Falar só de um aluno, contudo, é muito injusto para tantos outros que me inspiram. Passaram-se quase 30 anos e ainda me lembro de um outro rapaz que acordava às 5 da manhã para estar às 8 na secundária de Mafra. O pai não queria que ele estudasse porque precisava da sua ajuda no cultivo dos campos. Ralhava com ele, castigava-o e batia-lhe. Estávamos na década de 80 e uma boa parte dos arredores de Lisboa ainda era bastante rural. Mas o rapaz queria prosseguir os estudos e contava, na medida do possível, com a cumplicidade da mãe. Estudava às escondidas. Dei-lhe o apoio e compreensão possíveis, mas sentia-me impotente para o ajudar. Naquela altura, não havia comissões de protecção de crianças e jovens em risco, psicólogos ou assistentes sociais nas escolas. Eram outros tempos. Mas foi com grande orgulho que o vi concluir o secundário.Violeta Oliveira, Silves
65 anos, professora de ensino especial
Lutar contra bruxas e fantasmas e mesmo assim chegar ao 10.º ano- Durante os meus 38 anos no ensino, o aluno que me deixou marcas profundas foi um rapaz com síndrome de Asperger.

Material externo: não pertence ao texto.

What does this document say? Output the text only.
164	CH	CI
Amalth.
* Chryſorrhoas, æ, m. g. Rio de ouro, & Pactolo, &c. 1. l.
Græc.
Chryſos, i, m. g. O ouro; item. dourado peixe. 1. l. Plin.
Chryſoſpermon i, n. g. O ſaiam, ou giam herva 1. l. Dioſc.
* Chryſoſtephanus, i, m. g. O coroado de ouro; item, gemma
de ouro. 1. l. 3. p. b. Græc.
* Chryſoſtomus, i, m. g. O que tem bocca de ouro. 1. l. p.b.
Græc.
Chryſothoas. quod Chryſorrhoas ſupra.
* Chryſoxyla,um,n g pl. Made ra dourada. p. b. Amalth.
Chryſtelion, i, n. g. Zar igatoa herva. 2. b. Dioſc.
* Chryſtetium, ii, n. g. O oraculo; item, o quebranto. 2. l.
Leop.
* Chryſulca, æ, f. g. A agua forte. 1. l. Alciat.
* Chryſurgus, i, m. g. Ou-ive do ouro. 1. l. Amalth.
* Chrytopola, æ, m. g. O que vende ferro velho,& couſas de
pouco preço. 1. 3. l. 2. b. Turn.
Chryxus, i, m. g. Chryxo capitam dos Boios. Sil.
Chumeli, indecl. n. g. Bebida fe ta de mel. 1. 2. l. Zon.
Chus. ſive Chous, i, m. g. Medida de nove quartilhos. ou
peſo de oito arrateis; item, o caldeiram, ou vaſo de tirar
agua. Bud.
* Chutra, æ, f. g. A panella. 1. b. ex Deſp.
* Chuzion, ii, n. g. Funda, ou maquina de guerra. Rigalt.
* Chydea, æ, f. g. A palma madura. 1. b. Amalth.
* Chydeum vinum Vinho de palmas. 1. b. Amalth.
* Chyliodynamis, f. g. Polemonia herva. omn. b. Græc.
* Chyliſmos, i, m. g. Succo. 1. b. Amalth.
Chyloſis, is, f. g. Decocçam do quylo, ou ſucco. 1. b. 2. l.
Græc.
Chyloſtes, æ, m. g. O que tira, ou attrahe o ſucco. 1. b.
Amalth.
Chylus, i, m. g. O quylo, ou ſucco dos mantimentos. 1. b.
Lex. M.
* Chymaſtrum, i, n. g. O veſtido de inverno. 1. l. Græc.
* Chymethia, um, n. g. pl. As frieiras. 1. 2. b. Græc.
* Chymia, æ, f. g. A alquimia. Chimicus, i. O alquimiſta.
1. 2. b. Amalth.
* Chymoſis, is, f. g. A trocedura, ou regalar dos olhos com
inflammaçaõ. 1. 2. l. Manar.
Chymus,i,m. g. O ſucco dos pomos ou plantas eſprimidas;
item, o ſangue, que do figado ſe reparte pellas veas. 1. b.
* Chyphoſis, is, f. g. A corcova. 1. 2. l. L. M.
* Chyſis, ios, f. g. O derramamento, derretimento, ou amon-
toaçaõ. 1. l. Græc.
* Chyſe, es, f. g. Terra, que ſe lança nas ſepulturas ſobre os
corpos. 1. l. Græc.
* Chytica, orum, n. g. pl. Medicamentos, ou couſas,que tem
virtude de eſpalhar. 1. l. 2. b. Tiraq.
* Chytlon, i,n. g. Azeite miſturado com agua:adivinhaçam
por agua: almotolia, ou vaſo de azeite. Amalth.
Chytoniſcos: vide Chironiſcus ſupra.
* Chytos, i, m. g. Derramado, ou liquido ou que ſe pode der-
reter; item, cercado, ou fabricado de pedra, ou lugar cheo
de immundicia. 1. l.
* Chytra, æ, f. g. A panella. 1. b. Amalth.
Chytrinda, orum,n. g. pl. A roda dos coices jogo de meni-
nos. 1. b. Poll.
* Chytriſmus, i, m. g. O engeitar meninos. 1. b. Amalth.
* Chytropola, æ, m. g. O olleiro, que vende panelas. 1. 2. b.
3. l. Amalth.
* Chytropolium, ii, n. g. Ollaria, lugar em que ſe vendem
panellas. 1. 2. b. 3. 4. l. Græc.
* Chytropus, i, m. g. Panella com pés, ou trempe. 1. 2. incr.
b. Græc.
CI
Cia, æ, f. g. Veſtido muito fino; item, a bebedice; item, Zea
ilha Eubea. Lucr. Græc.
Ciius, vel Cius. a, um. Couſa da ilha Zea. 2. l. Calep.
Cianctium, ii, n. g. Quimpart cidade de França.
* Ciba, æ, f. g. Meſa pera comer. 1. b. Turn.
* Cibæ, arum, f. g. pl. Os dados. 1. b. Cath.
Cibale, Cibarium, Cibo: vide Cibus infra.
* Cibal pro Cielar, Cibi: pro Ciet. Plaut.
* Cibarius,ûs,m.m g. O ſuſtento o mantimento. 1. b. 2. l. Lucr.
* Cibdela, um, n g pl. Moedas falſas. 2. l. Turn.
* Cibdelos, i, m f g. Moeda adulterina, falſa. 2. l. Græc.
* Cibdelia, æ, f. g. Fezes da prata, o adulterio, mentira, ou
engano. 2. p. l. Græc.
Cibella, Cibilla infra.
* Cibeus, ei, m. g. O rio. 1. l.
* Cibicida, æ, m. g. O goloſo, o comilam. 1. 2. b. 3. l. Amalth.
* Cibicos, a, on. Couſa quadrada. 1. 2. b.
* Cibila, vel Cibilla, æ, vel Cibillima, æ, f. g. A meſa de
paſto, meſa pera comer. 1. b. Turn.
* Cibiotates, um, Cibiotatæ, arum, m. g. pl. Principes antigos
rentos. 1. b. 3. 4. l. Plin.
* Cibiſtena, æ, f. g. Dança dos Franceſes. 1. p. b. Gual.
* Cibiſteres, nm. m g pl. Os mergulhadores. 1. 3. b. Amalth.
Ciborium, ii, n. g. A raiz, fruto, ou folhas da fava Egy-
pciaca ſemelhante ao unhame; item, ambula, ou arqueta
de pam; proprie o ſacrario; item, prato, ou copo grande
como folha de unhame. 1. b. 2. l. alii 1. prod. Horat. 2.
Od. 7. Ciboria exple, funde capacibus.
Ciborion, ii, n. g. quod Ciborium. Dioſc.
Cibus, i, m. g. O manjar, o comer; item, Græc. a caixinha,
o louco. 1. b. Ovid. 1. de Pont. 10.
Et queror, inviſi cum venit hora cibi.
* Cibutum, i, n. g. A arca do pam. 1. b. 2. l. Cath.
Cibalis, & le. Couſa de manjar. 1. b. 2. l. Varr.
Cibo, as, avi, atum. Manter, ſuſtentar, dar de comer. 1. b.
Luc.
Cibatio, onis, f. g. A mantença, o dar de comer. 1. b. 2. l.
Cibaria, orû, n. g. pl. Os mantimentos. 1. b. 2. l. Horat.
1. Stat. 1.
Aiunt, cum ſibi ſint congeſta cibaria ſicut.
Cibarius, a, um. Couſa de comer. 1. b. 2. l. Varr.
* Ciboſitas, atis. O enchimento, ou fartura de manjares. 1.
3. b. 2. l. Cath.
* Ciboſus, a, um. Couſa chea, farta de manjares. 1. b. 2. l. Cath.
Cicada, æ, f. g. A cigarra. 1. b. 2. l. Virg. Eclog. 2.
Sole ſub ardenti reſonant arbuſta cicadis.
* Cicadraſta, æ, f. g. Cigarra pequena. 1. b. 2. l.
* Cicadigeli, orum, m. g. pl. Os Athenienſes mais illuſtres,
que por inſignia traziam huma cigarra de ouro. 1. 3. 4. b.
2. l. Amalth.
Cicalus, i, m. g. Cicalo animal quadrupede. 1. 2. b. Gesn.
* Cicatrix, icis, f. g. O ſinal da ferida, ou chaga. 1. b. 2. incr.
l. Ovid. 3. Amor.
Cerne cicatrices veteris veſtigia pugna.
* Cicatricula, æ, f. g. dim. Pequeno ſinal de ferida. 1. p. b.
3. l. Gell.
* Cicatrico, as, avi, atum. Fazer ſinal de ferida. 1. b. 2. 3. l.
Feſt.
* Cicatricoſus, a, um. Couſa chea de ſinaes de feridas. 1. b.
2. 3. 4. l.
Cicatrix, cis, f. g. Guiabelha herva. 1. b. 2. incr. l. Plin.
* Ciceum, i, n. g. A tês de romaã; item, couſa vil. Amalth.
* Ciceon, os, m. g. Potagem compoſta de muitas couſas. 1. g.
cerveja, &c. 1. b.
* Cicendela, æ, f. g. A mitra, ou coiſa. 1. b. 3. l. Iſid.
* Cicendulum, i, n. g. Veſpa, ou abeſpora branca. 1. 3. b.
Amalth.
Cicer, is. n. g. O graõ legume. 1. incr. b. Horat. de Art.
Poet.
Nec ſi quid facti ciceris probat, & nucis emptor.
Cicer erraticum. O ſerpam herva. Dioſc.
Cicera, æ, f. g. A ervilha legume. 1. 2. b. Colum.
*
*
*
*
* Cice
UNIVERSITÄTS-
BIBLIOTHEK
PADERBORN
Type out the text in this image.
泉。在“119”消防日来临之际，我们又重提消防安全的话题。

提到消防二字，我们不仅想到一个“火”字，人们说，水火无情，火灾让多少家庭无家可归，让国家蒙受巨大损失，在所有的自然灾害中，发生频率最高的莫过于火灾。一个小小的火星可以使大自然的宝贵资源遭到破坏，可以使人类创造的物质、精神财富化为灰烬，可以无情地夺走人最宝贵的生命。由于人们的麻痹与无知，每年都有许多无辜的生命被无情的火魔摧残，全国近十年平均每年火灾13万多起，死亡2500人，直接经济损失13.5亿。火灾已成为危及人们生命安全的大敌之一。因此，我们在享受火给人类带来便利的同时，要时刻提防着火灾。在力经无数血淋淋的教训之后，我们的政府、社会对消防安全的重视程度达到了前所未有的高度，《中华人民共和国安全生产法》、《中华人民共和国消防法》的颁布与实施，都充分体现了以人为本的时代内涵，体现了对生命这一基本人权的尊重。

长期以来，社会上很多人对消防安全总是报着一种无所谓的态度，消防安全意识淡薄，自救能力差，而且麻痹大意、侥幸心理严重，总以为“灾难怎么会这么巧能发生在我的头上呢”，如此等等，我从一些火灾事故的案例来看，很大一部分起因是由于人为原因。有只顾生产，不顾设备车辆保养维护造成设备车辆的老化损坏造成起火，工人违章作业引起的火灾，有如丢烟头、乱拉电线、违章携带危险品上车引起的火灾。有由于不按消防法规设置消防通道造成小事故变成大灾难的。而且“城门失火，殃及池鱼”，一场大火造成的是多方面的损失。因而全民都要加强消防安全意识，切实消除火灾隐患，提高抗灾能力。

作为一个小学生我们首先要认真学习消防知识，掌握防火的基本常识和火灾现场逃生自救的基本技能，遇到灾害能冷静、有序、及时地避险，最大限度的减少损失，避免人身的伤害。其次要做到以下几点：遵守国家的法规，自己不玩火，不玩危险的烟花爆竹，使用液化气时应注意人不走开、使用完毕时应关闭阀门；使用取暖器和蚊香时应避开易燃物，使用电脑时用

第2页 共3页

A síndrome de Asperger “é um transtorno de desenvolvimento” em que a pessoa vive no seu próprio mundo, e cada um com a sua personalidade e características. Para esse aluno, a realidade escolar é uma confusa massa interactiva de acontecimentos, pessoas, locais, sons e imagens. Parece não existir uma clara fronteira, uma ordem ou um significado para nada. O seu mundo é habitado por fantasmas e bruxas vestidas de preto. Esse “Asperger” tem uma vida insuportavelmente caótica, na medida em que os seus interesses e aspirações mudam compulsivamente. As dificuldades em lidar com as especificidades deste aluno agravaram-se. Com o passar do tempo foi mostrando uma grande apatia perante as actividades da escola. Para ele, ter um zero ou um cinco ou um três era a mesma coisa. O distúrbio do sono é também uma condição crónica que afecta directamente a sua qualidade de vida, apresentando diariamente uma fadiga desconfortável.
Apoiar esse aluno é lidar com a incerteza, que nos vai consumindo dia após dia. Entretanto, as actividades realizadas com ajudas de alguns professores surtiram os seus efeitos. Quis que o aluno entendesse as emoções e soubesse expressá-las; tentei ajudá-lo a controlar efeitos adversos da tensão social. Vale a pena ressaltar que todos os seus comportamentos são possivelmente encontrados em qualquer criança com síndrome de Asperger típico; no entanto, quando aparecem numa frequência e intensidade suficiente para trazer prejuízo funcional para o aluno, este deve ser tratado com um cuidado especial. O seu trabalho não é consistente: depende, ainda, de muitas chamadas de atenção para realizar as tarefas, sendo necessário “pressioná-lo” para as concluir. Continua a manifestar muita teimosia, face às chamadas de atenção dos professores. Mas, hoje, esse aluno está no décimo ano. O melhor resultado foi vê–lo realizar os exames do 9º. ano com êxito e passar para o 10.º. Foi uma luta, mas conseguida.